Having a backup to another cloud service provider (CSP) or Private Cloud in these cases could have ensured 100% uptime. In the case of Alibaba and other cloud vendors, they may have a much stronger presence in certain geographic regions due to a long-term presence. When any of the vendors just start getting a toe-hold in a region, their environment has minimal redundancy and safeguards in place that provide the desired high-availability, so another provider in the same region may be safer from that availability perspective.
Do the advantages of multi-cloud outweigh the challenges?
Now let’s say you want to go multi-cloud, what does this mean to you? From our own experience integrating with AWS, Azure, and Google Cloud, we’ve seen that each cloud has its own set of interfaces and own challenges. It is not a “write once, runs everywhere” situation between the vendors, and any cloud or network management utility system needs to do the work to provide deep integration with each CSP.

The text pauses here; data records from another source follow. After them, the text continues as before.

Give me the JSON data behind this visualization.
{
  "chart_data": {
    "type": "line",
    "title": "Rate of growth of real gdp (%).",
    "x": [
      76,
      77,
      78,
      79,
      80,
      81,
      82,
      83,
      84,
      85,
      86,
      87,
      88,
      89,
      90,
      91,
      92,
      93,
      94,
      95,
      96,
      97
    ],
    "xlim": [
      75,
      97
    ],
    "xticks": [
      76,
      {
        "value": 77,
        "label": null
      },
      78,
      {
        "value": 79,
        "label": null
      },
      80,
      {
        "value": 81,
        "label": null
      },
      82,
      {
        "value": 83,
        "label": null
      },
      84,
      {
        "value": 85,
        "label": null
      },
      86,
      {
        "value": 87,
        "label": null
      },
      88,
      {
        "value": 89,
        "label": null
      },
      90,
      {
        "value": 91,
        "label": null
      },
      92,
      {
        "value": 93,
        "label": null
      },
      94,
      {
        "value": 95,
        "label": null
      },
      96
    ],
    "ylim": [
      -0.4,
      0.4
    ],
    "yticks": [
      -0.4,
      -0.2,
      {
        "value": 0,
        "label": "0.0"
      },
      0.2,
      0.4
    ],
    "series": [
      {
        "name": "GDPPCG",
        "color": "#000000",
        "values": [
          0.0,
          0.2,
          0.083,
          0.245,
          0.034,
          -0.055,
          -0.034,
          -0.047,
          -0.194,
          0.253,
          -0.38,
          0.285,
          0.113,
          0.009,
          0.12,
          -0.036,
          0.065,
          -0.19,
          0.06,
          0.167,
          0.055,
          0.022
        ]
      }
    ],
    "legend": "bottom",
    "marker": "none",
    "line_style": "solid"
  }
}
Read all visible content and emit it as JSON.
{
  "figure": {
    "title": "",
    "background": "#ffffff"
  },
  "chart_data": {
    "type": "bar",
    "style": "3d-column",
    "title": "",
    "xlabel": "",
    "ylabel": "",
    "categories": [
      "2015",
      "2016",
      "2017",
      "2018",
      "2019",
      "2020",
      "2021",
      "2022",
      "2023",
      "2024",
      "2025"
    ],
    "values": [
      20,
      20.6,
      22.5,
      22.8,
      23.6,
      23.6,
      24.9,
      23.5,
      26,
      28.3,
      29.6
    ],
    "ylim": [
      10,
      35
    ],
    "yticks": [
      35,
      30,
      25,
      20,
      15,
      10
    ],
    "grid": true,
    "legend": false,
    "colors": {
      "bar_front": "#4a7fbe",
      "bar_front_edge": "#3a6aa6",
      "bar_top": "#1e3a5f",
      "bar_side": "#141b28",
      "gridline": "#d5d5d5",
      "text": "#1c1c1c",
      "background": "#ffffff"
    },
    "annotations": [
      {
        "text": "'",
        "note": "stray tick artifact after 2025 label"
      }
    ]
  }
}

Further, the nuances of configuring and managing each CSP require both broad and deep knowledge, and it is rare to find employees with the essential expertise for multiple clouds – so more staff is needed to manage multi-cloud with confidence that it is being done in a way that is both secure and highly available. With everyone trying to play catch-up with AWS, and with AWS itself evolving at a breakneck pace, it is very difficult for an individual or organization to best utilize one CSP, let alone multiple clouds.
Things like a common container environment can help mitigate these issues somewhat by isolating engineers from the nuances of virtual machine management, but the issues of network, infrastructure, cost optimization, security, and availability remain very CSP-specific.
On paper, there are advantages of having a multi-cloud strategy. In practice, like many things, it ain’t easy.